What to do: Get out of the sun and cool off. Splash cool/cold water on yourself, remove excess clothing and most importantly, drink plenty of cool water or fluids (but not alcohol or caffeine).
Heat stroke is an emergency and requires immediate medical help—it can be fatal. The most important symptom to look for is a change in how a person is thinking – confusion is often accompanied by an elevated core body temperature. Other symptoms may include lightheadedness, weakness, dry and flushed skin, and an increased pulse. These symptoms can quickly progress and represent a medical emergency.
What to do: Call 911. Get the person out of the sun and heat and lay them down. Remove excess clothing and cool them as quickly as possible by applying ice or cold compresses to their neck, armpits and groin. If they are able to take in fluids, have them do so slowly, as nausea is common and vomiting may occur. Prompt medical attention is critical—people can die of heat stroke.

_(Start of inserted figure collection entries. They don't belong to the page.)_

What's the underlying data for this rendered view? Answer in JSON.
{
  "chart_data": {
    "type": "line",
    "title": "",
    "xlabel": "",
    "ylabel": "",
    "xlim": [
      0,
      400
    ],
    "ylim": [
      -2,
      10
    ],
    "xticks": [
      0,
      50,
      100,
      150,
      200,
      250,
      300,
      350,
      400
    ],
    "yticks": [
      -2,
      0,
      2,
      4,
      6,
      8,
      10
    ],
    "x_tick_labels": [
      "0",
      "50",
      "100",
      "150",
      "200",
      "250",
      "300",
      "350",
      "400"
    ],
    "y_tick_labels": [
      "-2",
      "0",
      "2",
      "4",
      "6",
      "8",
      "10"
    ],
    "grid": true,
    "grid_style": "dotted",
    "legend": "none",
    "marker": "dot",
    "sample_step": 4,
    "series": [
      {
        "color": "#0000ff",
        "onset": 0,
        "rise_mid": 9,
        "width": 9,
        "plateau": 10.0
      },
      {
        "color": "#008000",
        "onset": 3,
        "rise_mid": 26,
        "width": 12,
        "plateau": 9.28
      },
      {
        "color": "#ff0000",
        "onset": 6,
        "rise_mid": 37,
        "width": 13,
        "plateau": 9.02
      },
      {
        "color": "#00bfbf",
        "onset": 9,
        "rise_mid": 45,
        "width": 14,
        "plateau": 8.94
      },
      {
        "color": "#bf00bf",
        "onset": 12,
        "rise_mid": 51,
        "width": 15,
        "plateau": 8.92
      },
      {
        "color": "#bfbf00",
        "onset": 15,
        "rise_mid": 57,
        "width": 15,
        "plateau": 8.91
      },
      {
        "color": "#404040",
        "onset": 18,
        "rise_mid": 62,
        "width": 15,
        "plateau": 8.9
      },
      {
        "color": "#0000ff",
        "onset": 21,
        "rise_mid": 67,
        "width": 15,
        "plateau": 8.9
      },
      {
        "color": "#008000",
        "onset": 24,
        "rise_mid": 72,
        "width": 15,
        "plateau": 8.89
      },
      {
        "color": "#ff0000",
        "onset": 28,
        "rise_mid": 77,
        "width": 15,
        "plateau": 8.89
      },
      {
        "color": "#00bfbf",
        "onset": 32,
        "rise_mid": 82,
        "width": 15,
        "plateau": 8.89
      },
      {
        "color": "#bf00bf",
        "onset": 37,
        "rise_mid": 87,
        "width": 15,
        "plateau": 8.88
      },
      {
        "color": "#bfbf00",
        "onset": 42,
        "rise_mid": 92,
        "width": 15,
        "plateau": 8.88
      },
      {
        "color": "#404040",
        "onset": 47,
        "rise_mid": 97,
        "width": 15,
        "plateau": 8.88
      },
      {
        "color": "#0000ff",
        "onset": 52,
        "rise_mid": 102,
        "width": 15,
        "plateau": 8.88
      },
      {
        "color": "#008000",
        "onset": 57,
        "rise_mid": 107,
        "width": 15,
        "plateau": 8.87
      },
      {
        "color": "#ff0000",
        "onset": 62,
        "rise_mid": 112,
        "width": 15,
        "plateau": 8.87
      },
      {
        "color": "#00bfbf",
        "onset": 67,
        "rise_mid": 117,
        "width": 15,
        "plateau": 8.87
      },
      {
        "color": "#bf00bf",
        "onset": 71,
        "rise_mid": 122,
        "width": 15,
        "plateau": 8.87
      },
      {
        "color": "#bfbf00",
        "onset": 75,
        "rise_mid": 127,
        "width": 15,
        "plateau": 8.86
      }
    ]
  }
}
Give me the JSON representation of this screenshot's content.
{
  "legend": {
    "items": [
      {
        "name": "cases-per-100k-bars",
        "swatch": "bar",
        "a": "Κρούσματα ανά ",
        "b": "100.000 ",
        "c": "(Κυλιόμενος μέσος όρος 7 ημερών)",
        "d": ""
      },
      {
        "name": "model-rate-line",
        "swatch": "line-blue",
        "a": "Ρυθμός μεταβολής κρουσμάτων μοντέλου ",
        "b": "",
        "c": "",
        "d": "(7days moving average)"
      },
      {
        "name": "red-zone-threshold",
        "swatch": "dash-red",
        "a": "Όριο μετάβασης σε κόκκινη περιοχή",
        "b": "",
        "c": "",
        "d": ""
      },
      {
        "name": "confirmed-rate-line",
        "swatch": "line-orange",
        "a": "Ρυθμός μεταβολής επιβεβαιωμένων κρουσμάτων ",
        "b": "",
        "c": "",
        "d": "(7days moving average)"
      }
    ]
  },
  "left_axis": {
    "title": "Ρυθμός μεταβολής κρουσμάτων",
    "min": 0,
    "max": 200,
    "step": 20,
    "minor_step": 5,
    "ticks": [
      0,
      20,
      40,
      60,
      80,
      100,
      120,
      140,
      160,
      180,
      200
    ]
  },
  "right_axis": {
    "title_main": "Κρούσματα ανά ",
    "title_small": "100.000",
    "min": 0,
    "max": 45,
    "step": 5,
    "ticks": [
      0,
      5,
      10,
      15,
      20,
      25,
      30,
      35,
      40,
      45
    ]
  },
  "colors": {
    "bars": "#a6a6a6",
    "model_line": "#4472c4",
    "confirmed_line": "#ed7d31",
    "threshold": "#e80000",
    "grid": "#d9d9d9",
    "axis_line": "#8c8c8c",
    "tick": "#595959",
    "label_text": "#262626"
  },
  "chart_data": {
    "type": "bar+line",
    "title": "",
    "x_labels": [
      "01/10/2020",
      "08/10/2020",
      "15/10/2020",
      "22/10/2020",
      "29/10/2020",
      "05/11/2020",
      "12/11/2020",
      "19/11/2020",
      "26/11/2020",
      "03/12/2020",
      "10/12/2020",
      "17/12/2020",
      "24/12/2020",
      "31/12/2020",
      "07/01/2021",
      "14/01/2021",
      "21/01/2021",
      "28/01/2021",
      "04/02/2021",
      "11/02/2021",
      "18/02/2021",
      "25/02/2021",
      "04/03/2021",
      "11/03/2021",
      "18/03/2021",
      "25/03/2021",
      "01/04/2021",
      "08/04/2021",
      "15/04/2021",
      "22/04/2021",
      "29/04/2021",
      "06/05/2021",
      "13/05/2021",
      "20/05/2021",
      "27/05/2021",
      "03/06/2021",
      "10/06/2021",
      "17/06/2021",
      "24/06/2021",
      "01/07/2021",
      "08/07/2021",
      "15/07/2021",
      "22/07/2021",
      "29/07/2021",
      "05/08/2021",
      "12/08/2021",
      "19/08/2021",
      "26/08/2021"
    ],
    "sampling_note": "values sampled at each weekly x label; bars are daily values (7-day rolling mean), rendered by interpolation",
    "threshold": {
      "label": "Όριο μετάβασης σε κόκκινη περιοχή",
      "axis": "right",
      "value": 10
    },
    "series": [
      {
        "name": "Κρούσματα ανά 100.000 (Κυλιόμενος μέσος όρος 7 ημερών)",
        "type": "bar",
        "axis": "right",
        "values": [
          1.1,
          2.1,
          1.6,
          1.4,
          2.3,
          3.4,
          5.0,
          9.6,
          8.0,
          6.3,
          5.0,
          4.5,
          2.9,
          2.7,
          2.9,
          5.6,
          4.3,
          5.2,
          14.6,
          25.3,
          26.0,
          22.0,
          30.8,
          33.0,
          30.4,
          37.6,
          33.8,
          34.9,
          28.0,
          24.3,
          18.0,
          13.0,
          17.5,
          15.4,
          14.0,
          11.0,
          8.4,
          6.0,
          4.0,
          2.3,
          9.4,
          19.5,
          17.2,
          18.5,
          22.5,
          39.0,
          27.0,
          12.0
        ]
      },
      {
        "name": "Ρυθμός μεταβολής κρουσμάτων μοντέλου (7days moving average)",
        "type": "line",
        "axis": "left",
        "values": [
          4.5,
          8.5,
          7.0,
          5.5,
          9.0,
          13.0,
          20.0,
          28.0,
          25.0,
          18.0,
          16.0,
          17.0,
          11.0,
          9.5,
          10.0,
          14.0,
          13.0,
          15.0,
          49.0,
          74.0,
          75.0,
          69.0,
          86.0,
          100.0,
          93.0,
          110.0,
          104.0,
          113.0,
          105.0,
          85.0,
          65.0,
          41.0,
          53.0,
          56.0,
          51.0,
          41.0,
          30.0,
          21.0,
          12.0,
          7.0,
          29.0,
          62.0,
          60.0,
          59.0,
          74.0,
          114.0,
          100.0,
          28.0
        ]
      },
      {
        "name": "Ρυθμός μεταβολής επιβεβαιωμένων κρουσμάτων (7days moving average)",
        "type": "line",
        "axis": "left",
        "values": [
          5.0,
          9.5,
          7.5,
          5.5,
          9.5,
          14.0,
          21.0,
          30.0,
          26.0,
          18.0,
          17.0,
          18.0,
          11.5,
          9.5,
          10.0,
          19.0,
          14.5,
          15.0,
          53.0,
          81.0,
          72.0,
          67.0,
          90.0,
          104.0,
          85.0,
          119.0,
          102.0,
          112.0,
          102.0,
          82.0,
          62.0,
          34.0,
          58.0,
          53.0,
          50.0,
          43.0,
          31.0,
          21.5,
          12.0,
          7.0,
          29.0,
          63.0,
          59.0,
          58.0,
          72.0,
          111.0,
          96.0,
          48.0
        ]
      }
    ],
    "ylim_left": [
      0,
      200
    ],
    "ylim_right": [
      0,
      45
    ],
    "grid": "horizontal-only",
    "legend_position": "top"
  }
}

Other tips to avoid heat-related illness on hot days:
- Drink plenty of water or fruit and vegetable juices. Avoid caffeine or alcohol.
- Limit time outdoors, especially between 10:00 am and 3:00 pm.
- Be careful about doing a lot of outdoor activities when it is hot. Stay out of the sun, take frequent breaks, drink water or juice often, and watch for signs of illness.
- Dress for the weather. Loose-fitting, light-colored clothing is preferable to dark colors. Cotton and "technical" clothing can be cooler than some synthetics.
- In homes without fans or air conditioning, open windows to allow air flow, and keep shades, blinds or curtains drawn in the hottest part of the day or when the windows are in direct sunlight. Try to spend at least part of the day in an air-conditioned place like a shopping mall, store, library, friend’s house, or the movies. Cool showers can help, too. Do not use a fan when the air temperature is above 95 degrees -– it will blow hot air, which can add to heat stress.
Spokane County Regional Animal Protection Service (SCRAPS) Director, Nancy Hill, reminds people, “The temperature does not need to reach hot summer heat temperatures to present an imminent danger to pets, especially pets in vehicles. Car temperatures rapidly increase and can overwhelm a pet in a very short time, and typically cracking a window or two is not enough.”
Anyone leaving a pet in a vehicle during warm weather may receive a $257 fine and/or criminal misdemeanor or felony charges for animal cruelty if the animal is harmed.
Hill also adds if a pet is an outside pet, “Remember to provide plenty of water and shelter from the sun.” SCRAPS offers dog houses for people who are in need and encourages people to keep pets indoors if possible.